The relator applies for a mandamus, under the supervisory jurisdiction of this court, to compel the respondent judge to proceed with a suit filed by him, aud to enter up judgment in the case.

In the suit of relator against one Gilford Sampson, filed in the respondent’s court, the magistrate dismissed- the case because of want of jurisdiction. This order of dismissal was on the motion of the magistrate who took notice of the fact that the obligation sued on was more than five years’ standing, and in his opinion the obligation was prescribed, and as there was nothing due he could not entertain the suit. In his return he alleges that he bases his action upon an opinion and decree recently rendered by the Circuit Court of Appeals in this circuit. We are inclined to believe that the respondent judge is in error in interpreting some decree of that court.

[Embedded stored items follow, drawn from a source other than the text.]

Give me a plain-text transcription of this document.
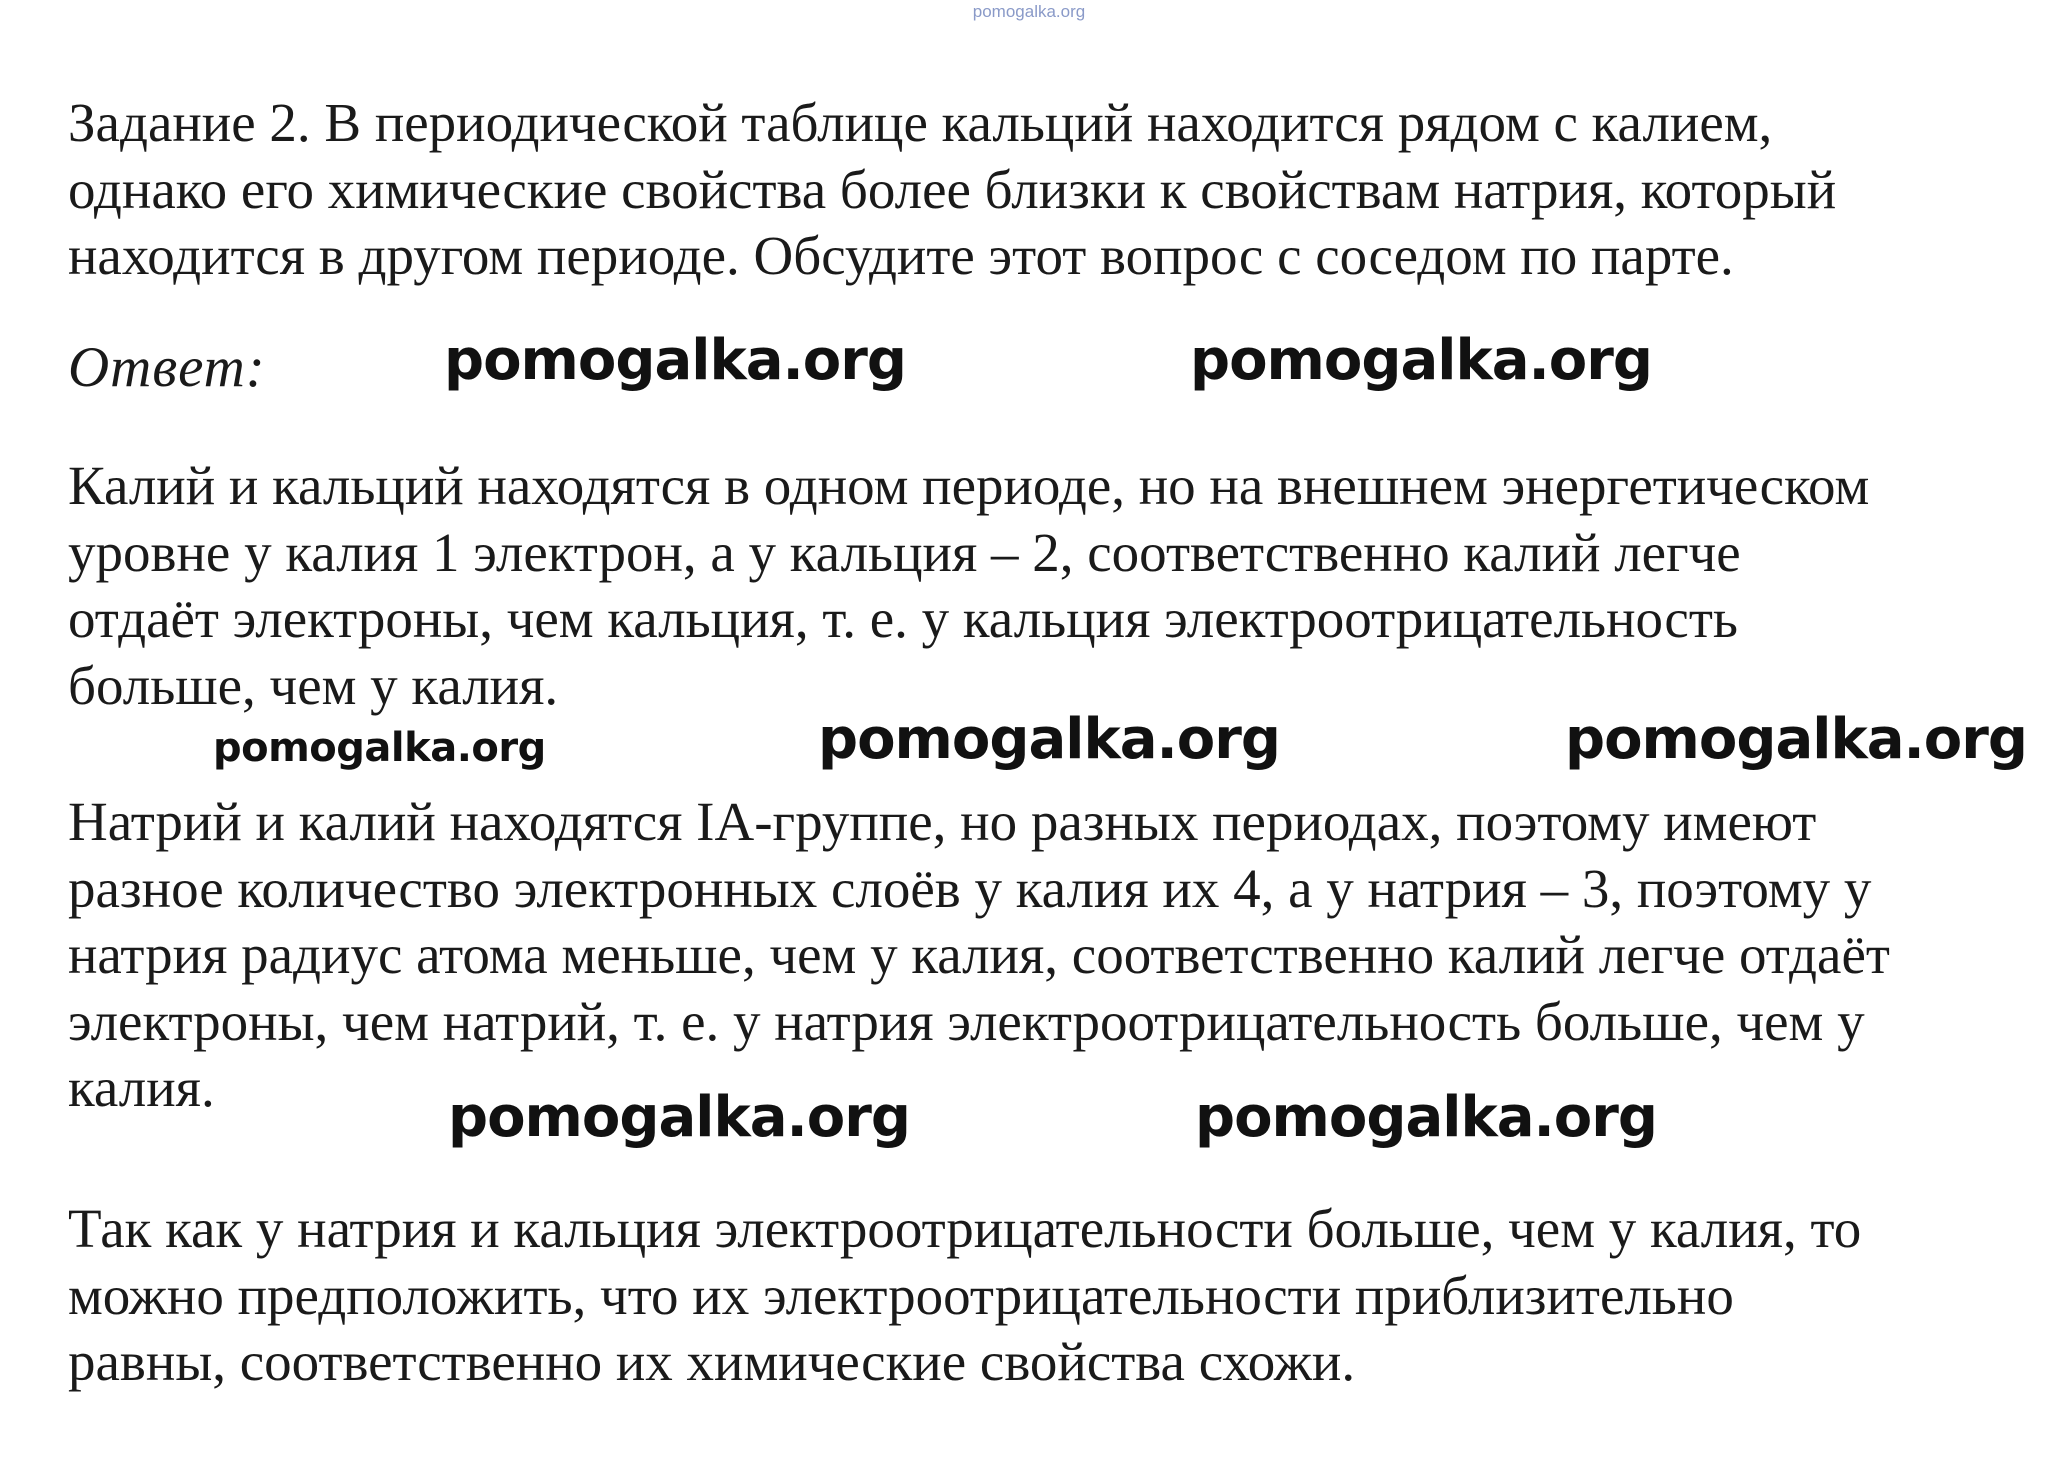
pomogalka.org
Задание 2. В периодической таблице кальций находится рядом с калием,
однако его химические свойства более близки к свойствам натрия, который
находится в другом периоде. Обсудите этот вопрос с соседом по парте.
Ответ:
Калий и кальций находятся в одном периоде, но на внешнем энергетическом
уровне у калия 1 электрон, а у кальция – 2, соответственно калий легче
отдаёт электроны, чем кальция, т. е. у кальция электроотрицательность
больше, чем у калия.
Натрий и калий находятся IA-группе, но разных периодах, поэтому имеют
разное количество электронных слоёв у калия их 4, а у натрия – 3, поэтому у
натрия радиус атома меньше, чем у калия, соответственно калий легче отдаёт
электроны, чем натрий, т. е. у натрия электроотрицательность больше, чем у
калия.
Так как у натрия и кальция электроотрицательности больше, чем у калия, то
можно предположить, что их электроотрицательности приблизительно
равны, соответственно их химические свойства схожи.
pomogalka.org	pomogalka.org
pomogalka.org	pomogalka.org	pomogalka.org
pomogalka.org	pomogalka.org
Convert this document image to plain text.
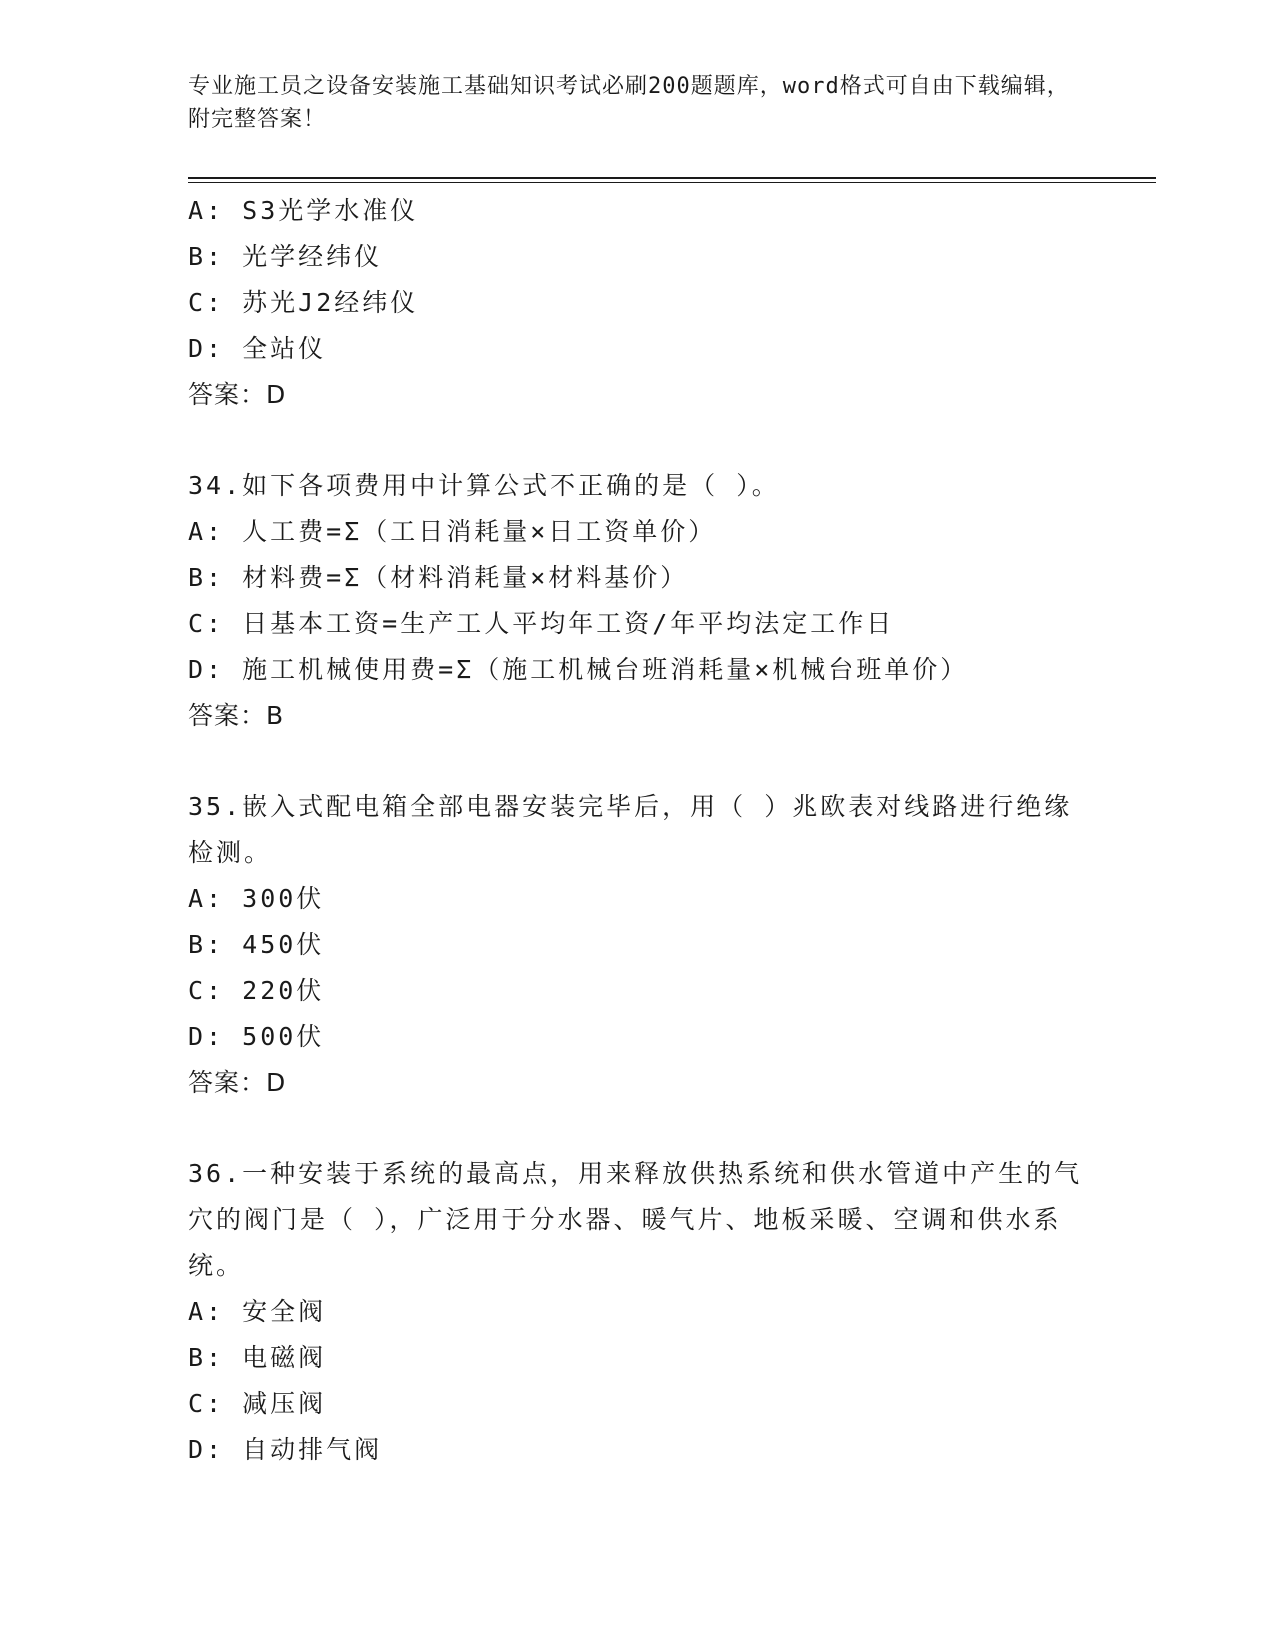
专业施工员之设备安装施工基础知识考试必刷200题题库，word格式可自由下载编辑，附完整答案！
A: S3光学水准仪
B: 光学经纬仪
C: 苏光J2经纬仪
D: 全站仪
答案：D
34.如下各项费用中计算公式不正确的是（ ）。
A: 人工费=Σ（工日消耗量×日工资单价）
B: 材料费=Σ（材料消耗量×材料基价）
C: 日基本工资=生产工人平均年工资/年平均法定工作日
D: 施工机械使用费=Σ（施工机械台班消耗量×机械台班单价）
答案：B
35.嵌入式配电箱全部电器安装完毕后，用（ ）兆欧表对线路进行绝缘检测。
A: 300伏
B: 450伏
C: 220伏
D: 500伏
答案：D
36.一种安装于系统的最高点，用来释放供热系统和供水管道中产生的气穴的阀门是（ ），广泛用于分水器、暖气片、地板采暖、空调和供水系统。
A: 安全阀
B: 电磁阀
C: 减压阀
D: 自动排气阀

Prescription can not be supplied by the judge. It must be specially pleaded by the defendant. In this case the obligation sued on was for the sum of ten dollars. When it was executed the defendant waived citation and confessed judgment for the amount. The waiving of citation was a personal privilege, which he could do in advance, and he could confess judgment at the same time. The hardship, if any, is of his own making. Stein vs. Brunner, 42 An. 72.

The duty of the judge was very plain. In the absence of any appearance of the defendant, or any plea filed by him, to enter judgment against the defendant. Id.

The relief prayed for is granted, and the mandamus made peremptory.